Use either of the methods above for the table B update, but do both tables separately:

UPDATE
  A
SET
  A.col1 = 'abc',
  A.col2 = 'xyz'
WHERE
  A.col3 = '1'
;
UPDATE
  B
    INNER JOIN
    (
      SELECT 'a' AS col1, 'x' AS col2, '1' AS col3
      UNION ALL
      SELECT 'b', 'y', '2'
      UNION ALL
      SELECT 'c', 'z', '3'
    ) AS fltr ON B.col3 = fltr.col3
SET
  B.col1 = fltr.col1,
  B.col2 = fltr.col2
;

There is also another reason for splitting the updates in separate statements.

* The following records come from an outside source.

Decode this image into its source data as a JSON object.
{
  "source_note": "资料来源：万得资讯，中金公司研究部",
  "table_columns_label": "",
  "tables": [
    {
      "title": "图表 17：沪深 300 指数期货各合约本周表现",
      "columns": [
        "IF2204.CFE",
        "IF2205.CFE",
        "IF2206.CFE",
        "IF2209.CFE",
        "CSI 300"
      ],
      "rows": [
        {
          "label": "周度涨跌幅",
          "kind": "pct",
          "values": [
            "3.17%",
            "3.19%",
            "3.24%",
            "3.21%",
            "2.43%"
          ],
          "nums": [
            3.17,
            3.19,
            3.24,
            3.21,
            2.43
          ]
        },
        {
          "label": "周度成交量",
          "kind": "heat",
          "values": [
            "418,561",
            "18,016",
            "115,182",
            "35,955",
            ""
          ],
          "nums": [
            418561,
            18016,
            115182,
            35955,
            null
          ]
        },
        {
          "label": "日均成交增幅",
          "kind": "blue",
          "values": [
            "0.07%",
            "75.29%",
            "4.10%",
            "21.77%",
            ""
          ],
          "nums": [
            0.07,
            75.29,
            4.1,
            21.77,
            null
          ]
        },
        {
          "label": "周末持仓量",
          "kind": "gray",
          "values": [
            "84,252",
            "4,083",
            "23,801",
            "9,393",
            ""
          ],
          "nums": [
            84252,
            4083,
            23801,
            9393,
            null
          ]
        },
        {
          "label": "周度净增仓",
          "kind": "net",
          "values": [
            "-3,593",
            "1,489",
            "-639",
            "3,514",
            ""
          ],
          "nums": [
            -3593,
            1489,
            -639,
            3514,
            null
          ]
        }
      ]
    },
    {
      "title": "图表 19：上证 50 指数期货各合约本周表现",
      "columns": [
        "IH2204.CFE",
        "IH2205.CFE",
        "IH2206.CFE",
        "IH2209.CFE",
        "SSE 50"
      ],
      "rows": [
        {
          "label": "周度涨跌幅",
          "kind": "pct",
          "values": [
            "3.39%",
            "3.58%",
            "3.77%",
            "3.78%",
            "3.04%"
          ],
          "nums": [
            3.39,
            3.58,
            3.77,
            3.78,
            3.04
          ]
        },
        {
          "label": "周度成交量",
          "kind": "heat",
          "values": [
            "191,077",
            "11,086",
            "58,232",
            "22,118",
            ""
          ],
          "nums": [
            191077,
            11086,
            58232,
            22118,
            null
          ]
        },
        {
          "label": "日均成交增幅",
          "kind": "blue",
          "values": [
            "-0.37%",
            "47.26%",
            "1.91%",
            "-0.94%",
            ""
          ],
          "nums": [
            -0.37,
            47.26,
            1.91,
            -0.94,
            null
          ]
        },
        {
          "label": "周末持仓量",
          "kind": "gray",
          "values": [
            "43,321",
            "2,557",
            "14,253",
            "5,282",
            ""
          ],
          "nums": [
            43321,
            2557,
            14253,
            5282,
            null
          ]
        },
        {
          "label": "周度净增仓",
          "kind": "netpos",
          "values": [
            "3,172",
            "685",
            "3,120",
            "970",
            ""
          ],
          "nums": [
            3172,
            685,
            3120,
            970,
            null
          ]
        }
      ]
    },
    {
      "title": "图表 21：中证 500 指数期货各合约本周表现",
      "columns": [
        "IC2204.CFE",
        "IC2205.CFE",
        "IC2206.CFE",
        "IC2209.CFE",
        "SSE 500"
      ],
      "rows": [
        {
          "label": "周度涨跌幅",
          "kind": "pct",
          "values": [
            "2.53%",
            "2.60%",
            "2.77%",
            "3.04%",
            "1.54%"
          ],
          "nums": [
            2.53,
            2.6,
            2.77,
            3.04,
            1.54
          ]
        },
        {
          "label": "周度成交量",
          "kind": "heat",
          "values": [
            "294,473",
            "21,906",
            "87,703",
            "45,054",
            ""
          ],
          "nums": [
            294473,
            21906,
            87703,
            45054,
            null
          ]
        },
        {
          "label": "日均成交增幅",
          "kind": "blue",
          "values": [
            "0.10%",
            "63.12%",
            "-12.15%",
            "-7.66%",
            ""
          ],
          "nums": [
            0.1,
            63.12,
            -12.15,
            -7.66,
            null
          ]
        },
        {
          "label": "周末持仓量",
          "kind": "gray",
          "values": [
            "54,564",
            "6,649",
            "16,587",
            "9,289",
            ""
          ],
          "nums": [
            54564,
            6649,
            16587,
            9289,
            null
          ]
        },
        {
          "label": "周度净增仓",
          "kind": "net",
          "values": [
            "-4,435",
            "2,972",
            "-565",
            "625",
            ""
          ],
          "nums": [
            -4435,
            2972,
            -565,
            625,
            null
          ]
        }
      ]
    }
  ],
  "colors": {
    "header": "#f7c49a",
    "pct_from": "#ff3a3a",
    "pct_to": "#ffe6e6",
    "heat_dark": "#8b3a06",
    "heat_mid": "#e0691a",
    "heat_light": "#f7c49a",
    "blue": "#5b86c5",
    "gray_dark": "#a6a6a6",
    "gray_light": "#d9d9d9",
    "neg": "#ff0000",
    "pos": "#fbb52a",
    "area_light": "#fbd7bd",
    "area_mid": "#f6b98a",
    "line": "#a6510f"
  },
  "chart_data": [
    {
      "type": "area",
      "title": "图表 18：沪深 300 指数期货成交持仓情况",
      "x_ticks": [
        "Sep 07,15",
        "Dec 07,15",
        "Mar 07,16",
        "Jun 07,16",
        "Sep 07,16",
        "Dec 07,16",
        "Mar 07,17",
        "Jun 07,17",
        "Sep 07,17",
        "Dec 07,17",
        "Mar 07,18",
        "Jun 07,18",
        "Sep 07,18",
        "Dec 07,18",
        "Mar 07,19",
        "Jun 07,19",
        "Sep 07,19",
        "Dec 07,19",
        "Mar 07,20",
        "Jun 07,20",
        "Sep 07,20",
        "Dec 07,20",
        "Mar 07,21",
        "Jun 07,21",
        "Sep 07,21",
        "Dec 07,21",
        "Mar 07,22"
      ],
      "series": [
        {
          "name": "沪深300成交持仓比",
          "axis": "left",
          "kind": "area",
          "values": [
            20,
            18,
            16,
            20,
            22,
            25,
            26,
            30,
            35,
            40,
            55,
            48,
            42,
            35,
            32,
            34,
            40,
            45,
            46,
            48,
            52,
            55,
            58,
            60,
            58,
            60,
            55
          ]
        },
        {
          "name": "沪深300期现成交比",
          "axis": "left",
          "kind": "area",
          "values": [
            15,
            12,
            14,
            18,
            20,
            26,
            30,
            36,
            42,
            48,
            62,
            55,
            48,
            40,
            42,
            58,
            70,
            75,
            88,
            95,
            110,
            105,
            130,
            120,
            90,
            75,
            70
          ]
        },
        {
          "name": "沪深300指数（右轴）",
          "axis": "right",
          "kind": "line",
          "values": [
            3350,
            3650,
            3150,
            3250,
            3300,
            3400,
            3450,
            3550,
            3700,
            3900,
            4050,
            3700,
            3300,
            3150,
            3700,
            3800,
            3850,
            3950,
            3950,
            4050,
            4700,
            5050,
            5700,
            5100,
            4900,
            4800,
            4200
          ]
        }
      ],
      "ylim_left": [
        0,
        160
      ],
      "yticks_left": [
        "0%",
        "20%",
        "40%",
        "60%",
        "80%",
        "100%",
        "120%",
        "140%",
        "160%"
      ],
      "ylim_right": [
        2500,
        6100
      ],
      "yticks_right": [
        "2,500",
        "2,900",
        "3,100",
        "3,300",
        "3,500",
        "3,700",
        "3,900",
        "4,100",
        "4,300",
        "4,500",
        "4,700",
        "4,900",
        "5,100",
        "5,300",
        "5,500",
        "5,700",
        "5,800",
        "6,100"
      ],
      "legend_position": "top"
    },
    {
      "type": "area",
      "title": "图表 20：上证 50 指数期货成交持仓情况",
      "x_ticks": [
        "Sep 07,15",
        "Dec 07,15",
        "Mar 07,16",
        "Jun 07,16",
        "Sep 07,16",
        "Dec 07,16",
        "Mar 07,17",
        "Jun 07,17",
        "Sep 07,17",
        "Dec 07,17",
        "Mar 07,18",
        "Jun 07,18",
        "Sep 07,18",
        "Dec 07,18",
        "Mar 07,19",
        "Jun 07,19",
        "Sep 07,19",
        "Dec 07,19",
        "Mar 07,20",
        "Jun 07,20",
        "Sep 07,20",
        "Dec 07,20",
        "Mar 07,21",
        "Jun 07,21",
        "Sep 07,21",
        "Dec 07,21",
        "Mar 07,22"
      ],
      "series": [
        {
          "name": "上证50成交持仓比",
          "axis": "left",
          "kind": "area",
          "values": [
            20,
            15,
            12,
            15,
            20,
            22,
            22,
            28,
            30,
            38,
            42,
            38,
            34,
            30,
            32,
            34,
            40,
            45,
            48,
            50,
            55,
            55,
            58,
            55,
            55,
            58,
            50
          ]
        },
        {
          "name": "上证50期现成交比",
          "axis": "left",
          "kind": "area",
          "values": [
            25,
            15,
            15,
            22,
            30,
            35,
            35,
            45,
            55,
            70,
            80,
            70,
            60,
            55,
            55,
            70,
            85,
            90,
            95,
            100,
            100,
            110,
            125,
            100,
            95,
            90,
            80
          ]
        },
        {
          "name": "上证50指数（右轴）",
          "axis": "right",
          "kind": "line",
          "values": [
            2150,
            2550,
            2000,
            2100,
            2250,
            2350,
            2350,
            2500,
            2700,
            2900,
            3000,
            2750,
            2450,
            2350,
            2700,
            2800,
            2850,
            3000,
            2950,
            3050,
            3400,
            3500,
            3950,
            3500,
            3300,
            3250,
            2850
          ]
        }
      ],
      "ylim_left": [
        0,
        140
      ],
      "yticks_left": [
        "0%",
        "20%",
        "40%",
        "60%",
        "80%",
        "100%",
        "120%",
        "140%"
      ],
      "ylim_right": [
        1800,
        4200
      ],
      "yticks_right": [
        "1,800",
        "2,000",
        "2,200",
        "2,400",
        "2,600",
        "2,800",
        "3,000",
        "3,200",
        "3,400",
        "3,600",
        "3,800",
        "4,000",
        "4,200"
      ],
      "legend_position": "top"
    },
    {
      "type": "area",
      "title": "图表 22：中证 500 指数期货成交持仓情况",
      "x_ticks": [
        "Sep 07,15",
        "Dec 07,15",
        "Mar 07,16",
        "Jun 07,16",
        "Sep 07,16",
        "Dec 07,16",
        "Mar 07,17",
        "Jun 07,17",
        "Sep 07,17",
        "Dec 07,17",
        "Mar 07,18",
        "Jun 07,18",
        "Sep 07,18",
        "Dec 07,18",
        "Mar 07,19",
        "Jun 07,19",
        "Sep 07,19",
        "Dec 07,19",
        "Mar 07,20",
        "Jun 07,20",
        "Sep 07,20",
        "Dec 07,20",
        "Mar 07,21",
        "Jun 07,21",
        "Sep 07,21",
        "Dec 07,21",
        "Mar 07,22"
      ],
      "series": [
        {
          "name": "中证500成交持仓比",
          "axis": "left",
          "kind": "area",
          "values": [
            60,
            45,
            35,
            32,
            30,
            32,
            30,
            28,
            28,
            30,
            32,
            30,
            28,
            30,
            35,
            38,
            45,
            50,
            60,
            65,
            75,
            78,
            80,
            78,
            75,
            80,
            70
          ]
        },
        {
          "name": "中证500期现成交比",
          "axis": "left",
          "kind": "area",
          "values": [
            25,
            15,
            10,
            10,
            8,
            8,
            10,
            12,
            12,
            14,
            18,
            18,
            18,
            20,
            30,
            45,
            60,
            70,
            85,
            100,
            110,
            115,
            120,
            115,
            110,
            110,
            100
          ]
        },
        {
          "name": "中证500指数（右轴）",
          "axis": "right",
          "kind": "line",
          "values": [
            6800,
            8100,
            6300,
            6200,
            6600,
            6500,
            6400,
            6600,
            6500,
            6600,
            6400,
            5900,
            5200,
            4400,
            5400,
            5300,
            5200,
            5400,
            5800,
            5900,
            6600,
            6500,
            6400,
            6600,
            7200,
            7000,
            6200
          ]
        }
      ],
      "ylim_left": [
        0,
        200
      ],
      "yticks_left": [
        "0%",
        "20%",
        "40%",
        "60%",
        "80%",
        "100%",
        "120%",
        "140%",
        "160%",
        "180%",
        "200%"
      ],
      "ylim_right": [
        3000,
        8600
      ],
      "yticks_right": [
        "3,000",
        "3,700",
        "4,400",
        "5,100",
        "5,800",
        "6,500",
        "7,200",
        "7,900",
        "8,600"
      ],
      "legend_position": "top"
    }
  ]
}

Since for a single UPDATE statement the tables need to be joined, it is important that both tables have rows intended for the update. If one table has no matching rows, then, even if the other does, neither will be updated. This is because an empty set cross-joined to a non-empty set still results in an empty set.

So, the single UPDATE statement would have no rows to work with if at least one table had no rows matching the condition(s). That would not happen with separate UPDATEs, because each would work with its own table regardless of the contents of the other, therefore, absence of rows in one table would not affect the update of the other.